When it comes to face to face training, the most important aspect is the non-verbal communication between the trainer and the trainees. In other words, your body language matters.
What most trainers fail to focus on during their sessions is their awareness of their own signs and signals of body language. From your movements, gestures, facial expressions and even shifting your body weight from one side to the other, it indicates to the audience that something is going on. Our body language says something about us, and whatever you feel can be reflected out to your trainees. Surprisingly, your body language could put you in a better position to communicate effectively with the audience.
The reverse is also true; it can also send mixed messages to people. Whilst our mind is thinking of one thing, we could delivering it entirely differently through our body language. This non-verbal language will affect how we act and react to others, and how they react to us, as trainers.
In this article, we will provide you with some simple body language tips in order to improve your face to face training skills, to help you conduct your session more effectively.
The Power Pose
One of the body language tips to improve your face to face training is by having a power pose. A simple example of a simple power pose is standing with your legs and arms stretched wide open. Think of the superhero, Wonder Woman. This pose leads to increased feelings of power and a higher tolerance for risk.
The power pose not only sends a message to your trainees that you are serious and in control, it also instantly boosts your confidence level, enabling you to give a great training session.
Facial expressions are one of the aspects of body language that we often forget about. You do not want to look nervous or appear boring during your face to face training session; otherwise your trainees will react the same way. When you appear nervous, they will feel nervous as well – wondering if your session is worthwhile or otherwise.
So with your power pose, remember to smile! A genuine smile not only stimulates your own sense of well-being, it also shows your trainees that you are approachable. Most importantly, smiling while giving eye contact influences how other people respond to you.
Remember that when you smile at someone, they almost always smile in return.
Another one of the body language tips to improve your training delivery, is noticing your own hand gestures. Since gesture is linked to speech, gesturing during your face to face training session can actually boost your thinking.
If you keep your hands locked at your sides or leaving your hands in your pocket you will look nervous and your presentation will lack the visual element to accompany and enhance your words. Also, do your best to avoid folding your arms across your chest, this gesture will most likely be interpreted as you closing yourself off from the audience. Remember, you are not playing charades, so do not move your hands vigorously as this may distract trainees from actually concentrating on your talk.
What you can do during your training session is to constantly move your hands but not too often. For example, you can wave your hand to the screen when you are showing a graph or chart on your presentation slides. At times, you may wonder where to put your hands.

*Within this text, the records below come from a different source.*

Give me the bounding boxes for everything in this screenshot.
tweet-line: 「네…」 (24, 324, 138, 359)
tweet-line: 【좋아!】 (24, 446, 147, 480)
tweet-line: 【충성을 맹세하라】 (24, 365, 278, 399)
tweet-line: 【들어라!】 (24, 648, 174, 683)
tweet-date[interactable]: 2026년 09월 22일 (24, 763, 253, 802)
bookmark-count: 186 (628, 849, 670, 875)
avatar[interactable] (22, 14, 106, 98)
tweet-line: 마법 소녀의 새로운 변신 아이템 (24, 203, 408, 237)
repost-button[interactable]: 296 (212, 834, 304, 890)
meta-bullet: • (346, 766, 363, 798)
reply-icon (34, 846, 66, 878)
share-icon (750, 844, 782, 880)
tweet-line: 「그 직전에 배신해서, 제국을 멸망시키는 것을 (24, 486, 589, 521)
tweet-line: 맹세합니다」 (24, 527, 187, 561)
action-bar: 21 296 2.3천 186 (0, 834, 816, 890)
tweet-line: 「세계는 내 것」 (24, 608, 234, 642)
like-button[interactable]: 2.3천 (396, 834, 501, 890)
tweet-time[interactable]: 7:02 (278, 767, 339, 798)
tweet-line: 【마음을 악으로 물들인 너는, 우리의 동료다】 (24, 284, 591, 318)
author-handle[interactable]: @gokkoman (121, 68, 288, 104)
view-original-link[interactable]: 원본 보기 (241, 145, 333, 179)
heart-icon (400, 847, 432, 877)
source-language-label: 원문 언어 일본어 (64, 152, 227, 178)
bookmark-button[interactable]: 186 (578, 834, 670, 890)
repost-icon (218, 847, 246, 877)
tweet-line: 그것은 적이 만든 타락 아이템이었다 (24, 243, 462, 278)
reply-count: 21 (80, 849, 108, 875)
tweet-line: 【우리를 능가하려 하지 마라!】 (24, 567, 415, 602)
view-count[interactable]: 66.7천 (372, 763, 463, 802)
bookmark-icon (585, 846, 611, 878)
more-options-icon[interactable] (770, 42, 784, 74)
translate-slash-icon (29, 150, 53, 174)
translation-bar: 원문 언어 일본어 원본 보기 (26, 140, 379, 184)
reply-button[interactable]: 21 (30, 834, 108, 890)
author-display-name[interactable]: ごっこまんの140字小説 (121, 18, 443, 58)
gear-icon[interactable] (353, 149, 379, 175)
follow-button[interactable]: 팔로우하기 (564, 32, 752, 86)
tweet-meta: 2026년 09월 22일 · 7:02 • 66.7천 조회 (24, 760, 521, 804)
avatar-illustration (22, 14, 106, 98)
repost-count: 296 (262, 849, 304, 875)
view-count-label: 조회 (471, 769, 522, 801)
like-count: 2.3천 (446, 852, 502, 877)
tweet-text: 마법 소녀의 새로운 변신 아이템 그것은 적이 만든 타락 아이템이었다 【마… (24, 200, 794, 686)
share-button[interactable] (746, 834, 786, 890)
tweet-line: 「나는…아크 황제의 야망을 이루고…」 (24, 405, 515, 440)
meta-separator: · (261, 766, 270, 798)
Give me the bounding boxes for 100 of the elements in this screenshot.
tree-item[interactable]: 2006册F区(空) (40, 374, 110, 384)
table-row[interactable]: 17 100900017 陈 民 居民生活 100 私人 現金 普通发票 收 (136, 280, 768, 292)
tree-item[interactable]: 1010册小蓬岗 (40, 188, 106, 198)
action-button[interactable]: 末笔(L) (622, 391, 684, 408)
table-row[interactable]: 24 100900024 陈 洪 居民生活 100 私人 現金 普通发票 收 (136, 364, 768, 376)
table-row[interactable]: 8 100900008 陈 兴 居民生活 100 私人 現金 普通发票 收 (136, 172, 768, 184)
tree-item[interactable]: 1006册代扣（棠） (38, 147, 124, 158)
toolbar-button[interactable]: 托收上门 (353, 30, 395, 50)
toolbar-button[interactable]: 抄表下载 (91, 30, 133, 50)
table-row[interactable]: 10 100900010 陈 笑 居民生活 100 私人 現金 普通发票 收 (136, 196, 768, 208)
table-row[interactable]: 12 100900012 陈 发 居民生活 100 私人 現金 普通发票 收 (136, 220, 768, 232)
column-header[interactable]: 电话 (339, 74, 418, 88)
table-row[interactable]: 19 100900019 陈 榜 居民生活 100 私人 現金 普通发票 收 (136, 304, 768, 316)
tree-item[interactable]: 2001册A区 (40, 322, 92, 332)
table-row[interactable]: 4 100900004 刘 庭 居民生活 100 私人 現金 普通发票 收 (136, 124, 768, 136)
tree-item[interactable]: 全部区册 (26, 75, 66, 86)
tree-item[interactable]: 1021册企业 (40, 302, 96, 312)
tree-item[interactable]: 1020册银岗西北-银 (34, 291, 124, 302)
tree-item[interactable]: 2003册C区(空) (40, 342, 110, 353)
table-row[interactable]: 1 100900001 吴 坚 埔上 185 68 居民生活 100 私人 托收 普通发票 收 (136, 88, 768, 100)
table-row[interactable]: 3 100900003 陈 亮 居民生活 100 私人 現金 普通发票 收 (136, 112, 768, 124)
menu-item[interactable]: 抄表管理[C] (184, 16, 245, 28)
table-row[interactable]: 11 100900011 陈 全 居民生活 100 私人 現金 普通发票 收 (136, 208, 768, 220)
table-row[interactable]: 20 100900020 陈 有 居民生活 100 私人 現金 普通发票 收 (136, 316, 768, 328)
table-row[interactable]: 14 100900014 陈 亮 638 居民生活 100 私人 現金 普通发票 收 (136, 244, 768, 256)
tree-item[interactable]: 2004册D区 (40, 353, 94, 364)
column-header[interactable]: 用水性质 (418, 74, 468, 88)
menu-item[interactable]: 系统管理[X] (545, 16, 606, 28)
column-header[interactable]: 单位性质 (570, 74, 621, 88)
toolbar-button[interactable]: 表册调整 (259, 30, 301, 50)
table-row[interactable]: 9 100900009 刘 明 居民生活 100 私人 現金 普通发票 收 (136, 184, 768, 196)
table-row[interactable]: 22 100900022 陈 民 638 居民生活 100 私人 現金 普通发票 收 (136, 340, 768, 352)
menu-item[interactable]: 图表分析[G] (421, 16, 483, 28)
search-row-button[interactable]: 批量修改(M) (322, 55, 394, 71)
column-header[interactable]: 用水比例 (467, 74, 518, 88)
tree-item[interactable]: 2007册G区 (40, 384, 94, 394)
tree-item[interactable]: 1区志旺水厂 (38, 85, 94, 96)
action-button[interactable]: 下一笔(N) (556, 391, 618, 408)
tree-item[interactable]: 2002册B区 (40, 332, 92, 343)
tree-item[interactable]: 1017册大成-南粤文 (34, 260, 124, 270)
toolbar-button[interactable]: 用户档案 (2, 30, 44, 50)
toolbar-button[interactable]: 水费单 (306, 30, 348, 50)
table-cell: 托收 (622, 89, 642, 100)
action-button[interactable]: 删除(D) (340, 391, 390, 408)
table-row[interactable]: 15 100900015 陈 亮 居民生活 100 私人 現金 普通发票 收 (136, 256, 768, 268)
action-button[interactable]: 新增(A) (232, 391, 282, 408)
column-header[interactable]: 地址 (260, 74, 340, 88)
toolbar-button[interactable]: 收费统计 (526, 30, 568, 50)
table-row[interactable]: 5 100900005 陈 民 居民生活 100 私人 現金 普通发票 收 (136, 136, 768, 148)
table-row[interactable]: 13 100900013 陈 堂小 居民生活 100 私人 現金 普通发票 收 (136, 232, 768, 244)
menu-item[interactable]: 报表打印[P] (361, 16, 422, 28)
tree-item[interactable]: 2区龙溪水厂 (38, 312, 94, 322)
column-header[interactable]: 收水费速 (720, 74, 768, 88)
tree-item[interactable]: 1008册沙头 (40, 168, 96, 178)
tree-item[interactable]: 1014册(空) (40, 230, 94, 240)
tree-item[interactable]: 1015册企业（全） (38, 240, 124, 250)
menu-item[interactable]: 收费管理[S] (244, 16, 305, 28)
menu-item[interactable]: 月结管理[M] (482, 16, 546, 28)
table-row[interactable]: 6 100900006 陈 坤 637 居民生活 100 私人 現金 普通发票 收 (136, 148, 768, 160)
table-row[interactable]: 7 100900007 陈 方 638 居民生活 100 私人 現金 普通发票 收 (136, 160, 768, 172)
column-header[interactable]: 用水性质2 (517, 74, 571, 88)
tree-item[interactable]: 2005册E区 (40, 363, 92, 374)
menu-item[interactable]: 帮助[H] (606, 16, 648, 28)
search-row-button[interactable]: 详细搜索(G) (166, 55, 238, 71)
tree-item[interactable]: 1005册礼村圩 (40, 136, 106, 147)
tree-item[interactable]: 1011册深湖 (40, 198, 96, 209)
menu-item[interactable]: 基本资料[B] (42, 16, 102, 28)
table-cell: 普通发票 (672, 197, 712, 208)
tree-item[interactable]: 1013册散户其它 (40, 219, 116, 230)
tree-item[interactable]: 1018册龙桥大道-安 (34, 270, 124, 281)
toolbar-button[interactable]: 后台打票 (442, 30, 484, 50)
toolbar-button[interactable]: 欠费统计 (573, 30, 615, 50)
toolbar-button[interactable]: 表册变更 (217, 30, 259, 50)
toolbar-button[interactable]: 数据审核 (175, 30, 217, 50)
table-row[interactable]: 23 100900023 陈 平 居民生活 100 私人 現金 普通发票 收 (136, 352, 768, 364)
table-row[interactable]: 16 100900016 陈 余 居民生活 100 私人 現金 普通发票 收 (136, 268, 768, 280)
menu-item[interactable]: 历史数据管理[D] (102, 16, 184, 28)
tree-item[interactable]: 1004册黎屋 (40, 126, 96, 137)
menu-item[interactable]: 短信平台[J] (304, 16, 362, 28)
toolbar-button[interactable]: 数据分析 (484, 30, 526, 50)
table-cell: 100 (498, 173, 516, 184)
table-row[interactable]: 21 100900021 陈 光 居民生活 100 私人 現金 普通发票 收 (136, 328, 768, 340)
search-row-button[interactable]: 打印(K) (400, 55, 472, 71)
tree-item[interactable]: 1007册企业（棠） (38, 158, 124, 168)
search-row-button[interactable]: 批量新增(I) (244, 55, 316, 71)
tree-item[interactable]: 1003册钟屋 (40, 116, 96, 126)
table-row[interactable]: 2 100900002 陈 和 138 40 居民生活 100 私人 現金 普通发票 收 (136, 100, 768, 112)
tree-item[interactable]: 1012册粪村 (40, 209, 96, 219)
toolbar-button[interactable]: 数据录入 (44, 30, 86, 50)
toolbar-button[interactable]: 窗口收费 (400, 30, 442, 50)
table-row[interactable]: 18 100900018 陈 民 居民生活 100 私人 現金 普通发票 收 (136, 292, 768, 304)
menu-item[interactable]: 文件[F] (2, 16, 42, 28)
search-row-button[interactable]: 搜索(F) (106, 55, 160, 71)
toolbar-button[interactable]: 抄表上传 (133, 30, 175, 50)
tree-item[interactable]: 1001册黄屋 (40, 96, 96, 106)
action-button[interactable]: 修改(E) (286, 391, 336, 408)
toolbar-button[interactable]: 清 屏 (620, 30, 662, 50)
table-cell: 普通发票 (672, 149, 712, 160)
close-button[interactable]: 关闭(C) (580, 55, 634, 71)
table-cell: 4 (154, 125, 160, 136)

Get used to standing with your arms relaxed and by your sides. You will automatically bring them up when you make gestures or comments. Just remember to rest them on the side from time to time and you will look relaxed and develop a strong, positive posture.
Use your Space
A simple body language tip to improve your face to face training is by using your personal space. When you are running your training presentation, it can be conducted in a small venue or a large stage with a large number of trainees.
Trying heading to the venue of the session earlier so that you can take a look at the space available and work out your movements on stage, instead of planning to just stand in the middle and not move about. Heading to the venue earlier also allows you to prepare your slides and/or setup your projectors (if required).
Learn how to occupy space in a way that asserts your comfort in the spotlight. Nothing portrays confidence like a trainer who is at ease and can be themselves in front of an audience.
The last body language tip to improve your face to face training is your eye contact with your trainees. They say the eyes are the window to the soul, so get to your trainees’ soul by looking into their eyes; but not all the time!
Eyes are a way of reinforcing a message you are communicating to the audience, regardless if you are delivering a presentation or talking one-on-one. Make eye contact when you are stressing an important point during your session. The eye contact enhances the use of voice to stress that this is more important than what I have said up to this point.
Remember that when you speak, the stage is your world and more than half of your impact as a trainer depends on your body language. You may have prepared the perfect presentation and created a visually stunning slide deck, but be sure that you have control over what you are saying with your body language.
Try these body language tips to improve your face to face training on your next training session.